The president will meet his Polish counterpart Andrzej Duda on Tuesday to discuss Polish aid to Ukraine alongside the "important" logistical role Poland has played in getting aid to Ukraine, the White House said Friday.
The European Union's top diplomat warned Sunday that Ukraine's available ammunition is critically low, and Europe needs to solve the shortage quickly.
EU foreign policy chief Josep Borrell said that allies have been taking up too much time with decisions on battle tanks for Ukraine, while the ammunition situation grew dire.
"Don’t confuse the short-term objectives with the medium terms purposes. Short-term, very short-term, more ammunitions to Ukraine," Borrell said, during a speech at the Munich Security Conference.
Borrell said the ammunition issue needed to be addressed in "a matter of weeks.”
"The Ukrainians have a lot of applause and not enough ammunitions. That’s the paradox. They need to get less applause and better supplied with arms," Borrell said, of Kyiv's global reception.
"The Ukrainians are fighting, paying the highest price with their lives, but this war happens on European soil, affects us and has a global impact around the world, which also affects our security,” he continued.
He said EU has been slow in providing military aid to Ukraine and that future deliveries cannot be done by joint procurements, which he argued are too time-consuming: "We have to use what we have, what the member states have."
Some background: CNN reported last week that Ukraine is burning through ammunition faster than the US and NATO can produce it.
The US and its allies have already sent nearly $50 billion in aid and equipment to Ukraine’s military over the past year.
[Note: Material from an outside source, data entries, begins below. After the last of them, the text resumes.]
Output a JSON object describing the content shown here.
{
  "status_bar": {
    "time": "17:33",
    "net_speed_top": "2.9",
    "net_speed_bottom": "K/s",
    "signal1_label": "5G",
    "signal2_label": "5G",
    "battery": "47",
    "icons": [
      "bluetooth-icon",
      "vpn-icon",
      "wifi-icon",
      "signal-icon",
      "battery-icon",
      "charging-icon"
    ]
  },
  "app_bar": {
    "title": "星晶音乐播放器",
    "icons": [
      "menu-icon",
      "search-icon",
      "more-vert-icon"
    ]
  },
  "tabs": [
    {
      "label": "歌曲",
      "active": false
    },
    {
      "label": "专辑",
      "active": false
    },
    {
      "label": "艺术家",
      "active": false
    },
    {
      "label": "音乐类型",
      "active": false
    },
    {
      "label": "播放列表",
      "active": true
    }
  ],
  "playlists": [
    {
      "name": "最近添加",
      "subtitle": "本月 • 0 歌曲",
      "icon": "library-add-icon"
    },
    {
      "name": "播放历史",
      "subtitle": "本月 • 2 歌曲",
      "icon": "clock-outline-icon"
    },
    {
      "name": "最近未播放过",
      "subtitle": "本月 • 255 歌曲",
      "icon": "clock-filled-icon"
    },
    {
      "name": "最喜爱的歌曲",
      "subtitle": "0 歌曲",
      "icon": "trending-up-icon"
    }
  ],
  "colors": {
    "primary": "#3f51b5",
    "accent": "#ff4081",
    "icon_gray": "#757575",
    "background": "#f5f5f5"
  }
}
Yet NATO Secretary General Jens Stoltenberg said Monday that the “current rate of Ukraine’s ammunition expenditure is many times higher than our current rate of production,” which is putting “our defense industries under strain.”
Much of that strain is being shouldered by American defense contractors. Even as the US embarks on an historic effort to re-arm, there are questions about whether it’ll be enough. As Ukraine prepares for a much-anticipated spring offensive in the coming weeks, the US is still years away from reaching its expected level of increased weapons production.
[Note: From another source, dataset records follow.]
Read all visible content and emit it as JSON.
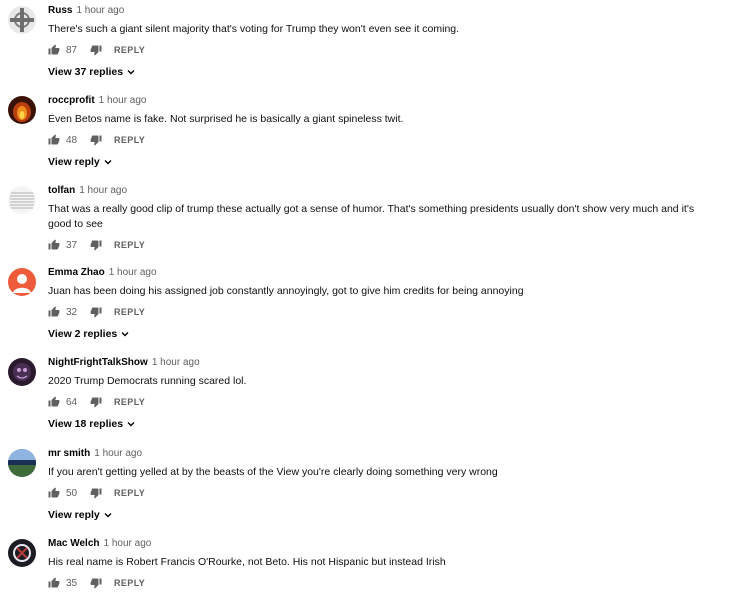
{
  "comments": [
    {
      "author": "Russ",
      "time": "1 hour ago",
      "text": "There's such a giant silent majority that's voting for Trump they won't even see it coming.",
      "likes": "87",
      "reply": "REPLY",
      "view": "View 37 replies",
      "avatar": "celtic-cross"
    },
    {
      "author": "roccprofit",
      "time": "1 hour ago",
      "text": "Even Betos name is fake. Not surprised he is basically a giant spineless twit.",
      "likes": "48",
      "reply": "REPLY",
      "view": "View reply",
      "avatar": "fire-orange"
    },
    {
      "author": "tolfan",
      "time": "1 hour ago",
      "text": "That was a really good clip of trump these actually got a sense of humor. That's something presidents usually don't show very much and it's good to see",
      "likes": "37",
      "reply": "REPLY",
      "view": "",
      "avatar": "text-pattern"
    },
    {
      "author": "Emma Zhao",
      "time": "1 hour ago",
      "text": "Juan has been doing his assigned job constantly annoyingly, got to give him credits for being annoying",
      "likes": "32",
      "reply": "REPLY",
      "view": "View 2 replies",
      "avatar": "default-person"
    },
    {
      "author": "NightFrightTalkShow",
      "time": "1 hour ago",
      "text": "2020 Trump Democrats running scared lol.",
      "likes": "64",
      "reply": "REPLY",
      "view": "View 18 replies",
      "avatar": "dark-purple"
    },
    {
      "author": "mr smith",
      "time": "1 hour ago",
      "text": "If you aren't getting yelled at by the beasts of the View you're clearly doing something very wrong",
      "likes": "50",
      "reply": "REPLY",
      "view": "View reply",
      "avatar": "stadium"
    },
    {
      "author": "Mac Welch",
      "time": "1 hour ago",
      "text": "His real name is Robert Francis O'Rourke, not Beto. His not Hispanic but instead Irish",
      "likes": "35",
      "reply": "REPLY",
      "view": "",
      "avatar": "dark-logo"
    }
  ],
  "colors": {
    "meta": "#606060",
    "text": "#0f0f0f",
    "default_avatar": "#ef5a3a"
  }
}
CNN's Haley Britzky and Oren Liebermann contributed to this report.
Republican Sen. Lindsey Graham called on the Biden administration to begin training Ukrainian pilots to operate F-16 fighter jets “today,” in order to provide Ukraine with the planes as soon as possible.
The South Carolina senator said in an interview with ABC on Sunday that US lawmakers attending the Munich Security Conference were in “virtually unanimous belief” that the US should provide F-16 training, and that he believes President Joe Biden’s decision on the issue is “imminent.”
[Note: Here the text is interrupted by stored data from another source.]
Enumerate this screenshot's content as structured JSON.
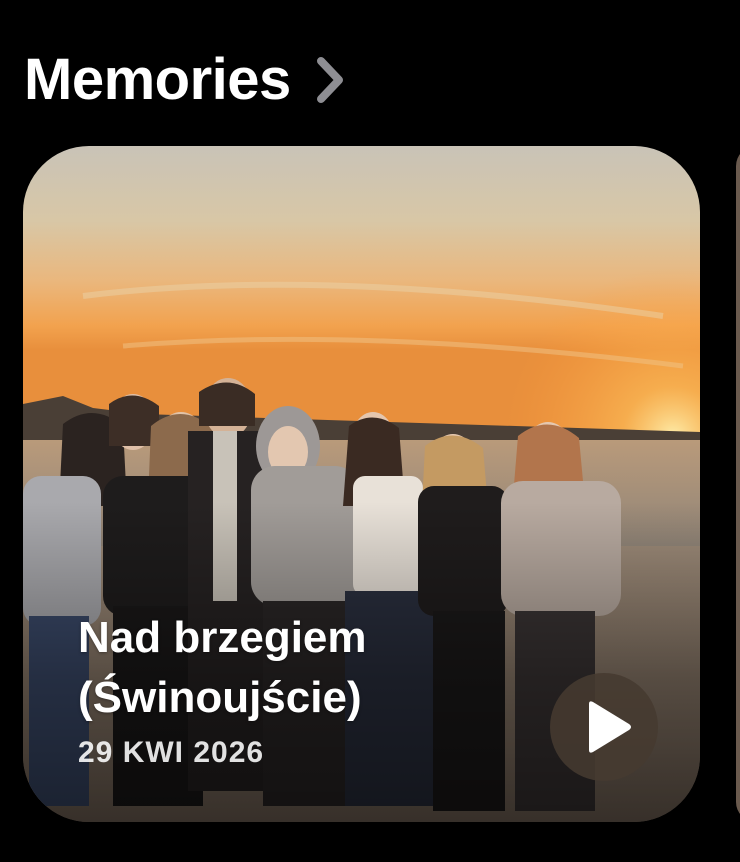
{
  "header": {
    "title": "Memories",
    "chevron_icon": "chevron-right-icon"
  },
  "memory": {
    "title": "Nad brzegiem\n(Świnoujście)",
    "date": "29 KWI 2026",
    "play_icon": "play-icon",
    "image_description_visible": false
  },
  "colors": {
    "background": "#000000",
    "text": "#ffffff",
    "chevron": "#8e8e93",
    "play_button_bg": "#463a30"
  }
}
Graham urged the Biden administration to not be cautious or fearful of aggravating Russian President Vladimir Putin, saying “don’t worry about provoking Putin, worry about beating him.”
Graham also called on the administration to designate Russia as a state sponsor of terrorism following Vice President Kamala Harris’ remarks in Munich declaring Russia has committed crimes against humanity.
“You have to have actions consistent with that statement,” Graham said.
The senator said Harris’ comments in Germany were particularly poignant given the historical context.
“We're talking about the vice president of the United States declaring that Russia is involved in crimes against humanity — in Germany of all places, you know, echoes of World War II," Graham said. "How can you say that — and she is correct — and not give the victim of the crime against humanity the defensive weapons they need to stop the crime?”
On China's support for Russia: Graham said he was concerned with the US intelligence assessment that China is considering providing deadly weapons to Russia for its war effort.
He said “that would change everything, forever."
“If you jump on the Putin train now, you're dumber than dirt. It would be like buying a ticket on the Titanic after you saw the movie. Don't do this,” Graham said. “The most catastrophic thing that could happen to US-China relationship, in my opinion, is for China to, to give lethal weapons to Putin.”